We will now add a new configuration file that contains variables and macros specific for homing X and Y using stallguard rather than physical switches.

• Go to this Github link (opens in a new tab) and download @kyleisah's Sensorless-Homing.cfg to your PC (Discord reference) (opens in a new tab)
• Review the variable definitions at the top of the file and make any changes you wish.

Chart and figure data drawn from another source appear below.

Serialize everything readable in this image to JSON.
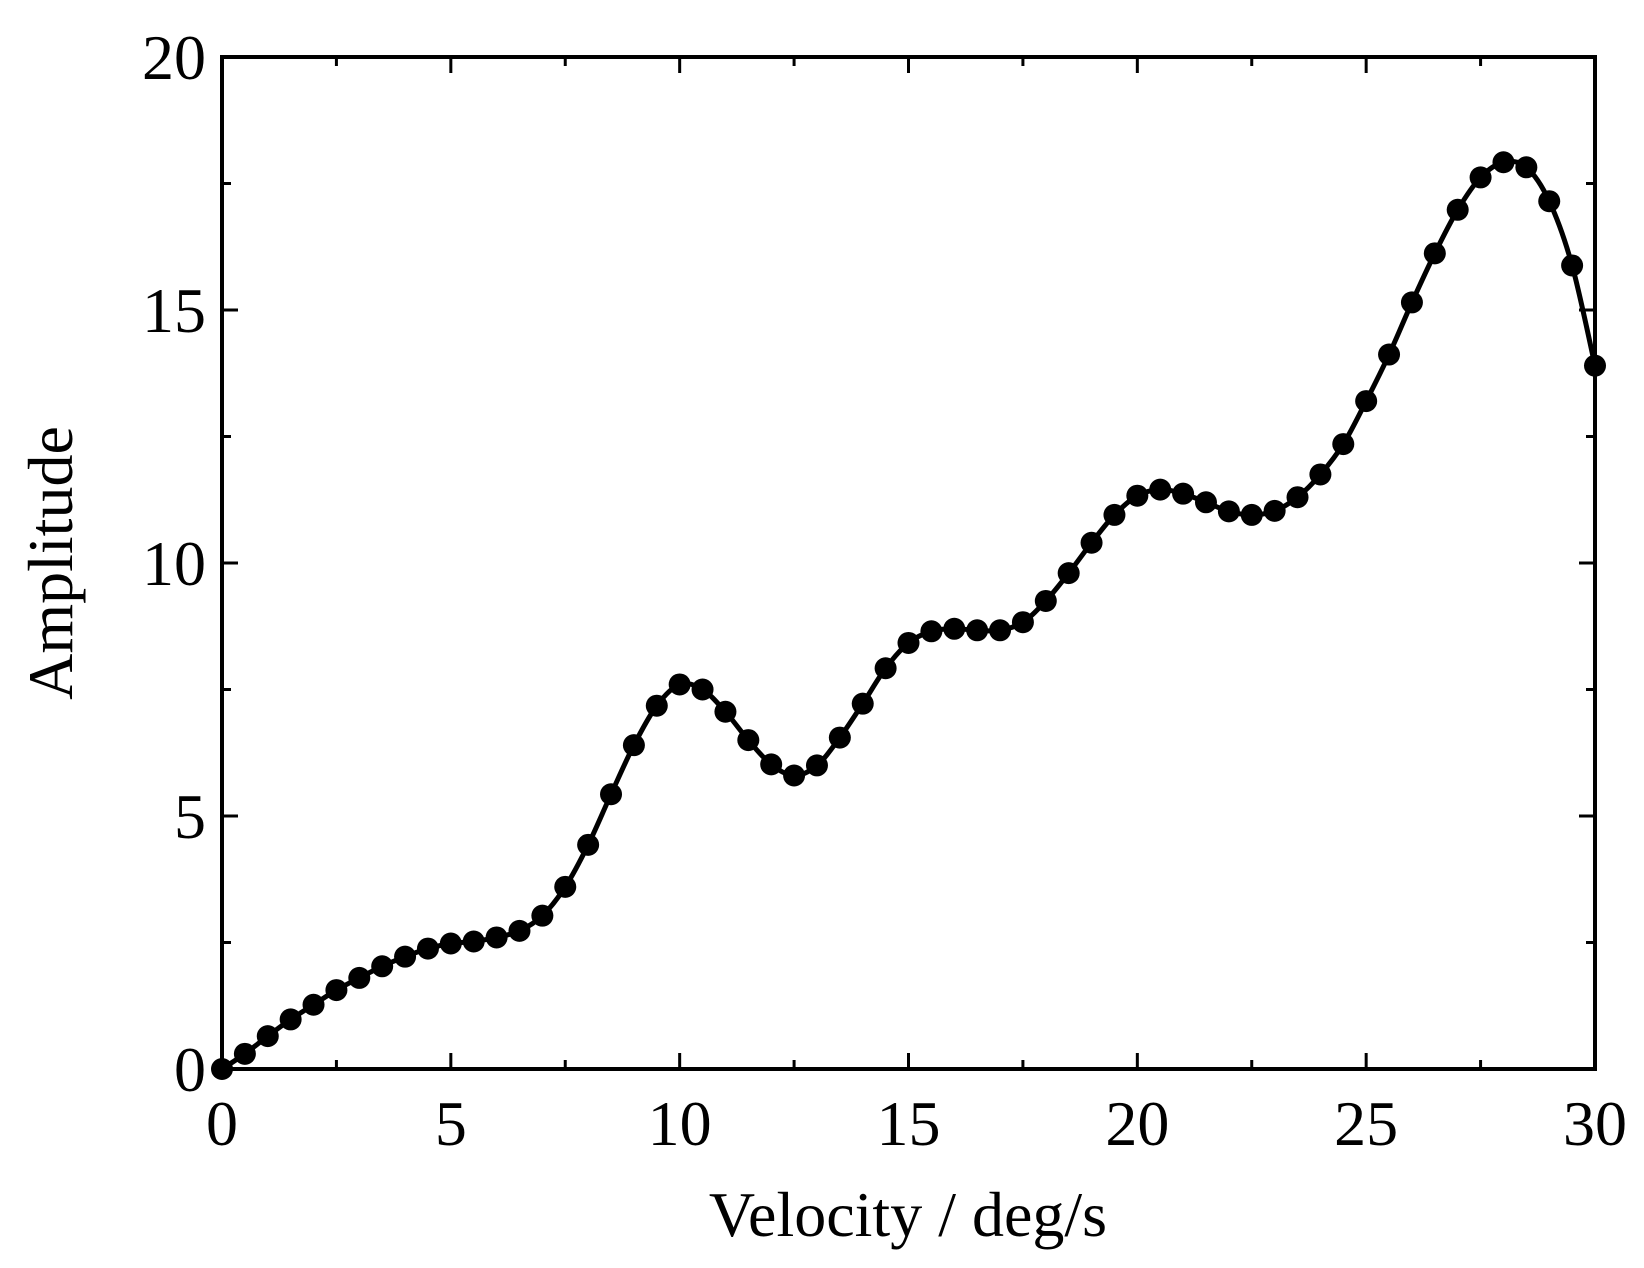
{
  "chart_data": {
    "type": "line",
    "title": "",
    "xlabel": "Velocity / deg/s",
    "ylabel": "Amplitude",
    "xlim": [
      0,
      30
    ],
    "ylim": [
      0,
      20
    ],
    "xticks": [
      0,
      5,
      10,
      15,
      20,
      25,
      30
    ],
    "yticks": [
      0,
      5,
      10,
      15,
      20
    ],
    "xtick_labels": [
      "0",
      "5",
      "10",
      "15",
      "20",
      "25",
      "30"
    ],
    "ytick_labels": [
      "0",
      "5",
      "10",
      "15",
      "20"
    ],
    "grid": false,
    "legend": "none",
    "series": [
      {
        "color": "#000000",
        "marker": "circle",
        "x": [
          0,
          0.5,
          1,
          1.5,
          2,
          2.5,
          3,
          3.5,
          4,
          4.5,
          5,
          5.5,
          6,
          6.5,
          7,
          7.5,
          8,
          8.5,
          9,
          9.5,
          10,
          10.5,
          11,
          11.5,
          12,
          12.5,
          13,
          13.5,
          14,
          14.5,
          15,
          15.5,
          16,
          16.5,
          17,
          17.5,
          18,
          18.5,
          19,
          19.5,
          20,
          20.5,
          21,
          21.5,
          22,
          22.5,
          23,
          23.5,
          24,
          24.5,
          25,
          25.5,
          26,
          26.5,
          27,
          27.5,
          28,
          28.5,
          29,
          29.5,
          30
        ],
        "y": [
          0,
          0.3,
          0.65,
          0.98,
          1.27,
          1.56,
          1.8,
          2.03,
          2.22,
          2.38,
          2.48,
          2.52,
          2.6,
          2.73,
          3.03,
          3.6,
          4.43,
          5.43,
          6.4,
          7.18,
          7.6,
          7.5,
          7.06,
          6.5,
          6.02,
          5.8,
          6.0,
          6.55,
          7.22,
          7.92,
          8.42,
          8.65,
          8.7,
          8.67,
          8.67,
          8.83,
          9.25,
          9.8,
          10.4,
          10.95,
          11.33,
          11.45,
          11.37,
          11.2,
          11.02,
          10.95,
          11.03,
          11.3,
          11.75,
          12.35,
          13.2,
          14.12,
          15.15,
          16.12,
          16.98,
          17.62,
          17.92,
          17.82,
          17.15,
          15.88,
          13.9
        ]
      }
    ]
  }
}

• Upload the file Sensorless-Homing.cfg to your printer where printer.cfg and all of the other configuration files are located
• Edit your printer.cfg file to include this configuration file. If you put it near the top of the file, it will look as shown below.

[include mainsail.cfg]
[include stealthburner_leds.cfg]
[include Sensorless-Homing.cfg]
...

The printer.cfg files provided by MPX include a [safe_z_home] section. Per the Voron Guide (opens in a new tab), we want to comment this out in printer.cfg well. That section will look like this when you are done.

# [safe_z_home]
# home_xy_position:150,150
# speed:100
# z_hop:1

Be sure to save the printer.cfg file and restart the Klipper firmware when you are done.

Next Steps

At this point, your printer is set up for sensorless homing for when you get to running the initial startup checks (opens in a new tab) for your printer. In particular, the "Endstop Check" section (opens in a new tab) will verify that all Endstops are open (not triggered). Because of the work you have done to this point, the QUERY_ENDSTOPS command should show

x:open y:open z:open

The "Endstop Check" section of that guide will in turn reference the Setting Up and Calibrating Sensorless XY Homing (opens in a new tab) documentation. You'll need to pick up that guide from the section on Finding the right StallGuard threshold (opens in a new tab). Note that the section on Homing Macros (opens in a new tab) from that page is already taken care of by the Sensorless-Homing.cfg file that we uploaded previously. Also, the steps in the Final Setup (opens in a new tab) section have been taken care of already as well: we commented out the [safe_z_home] section previously and our printer.cfg file already contains a [homing_override] section because it is needed for Tap.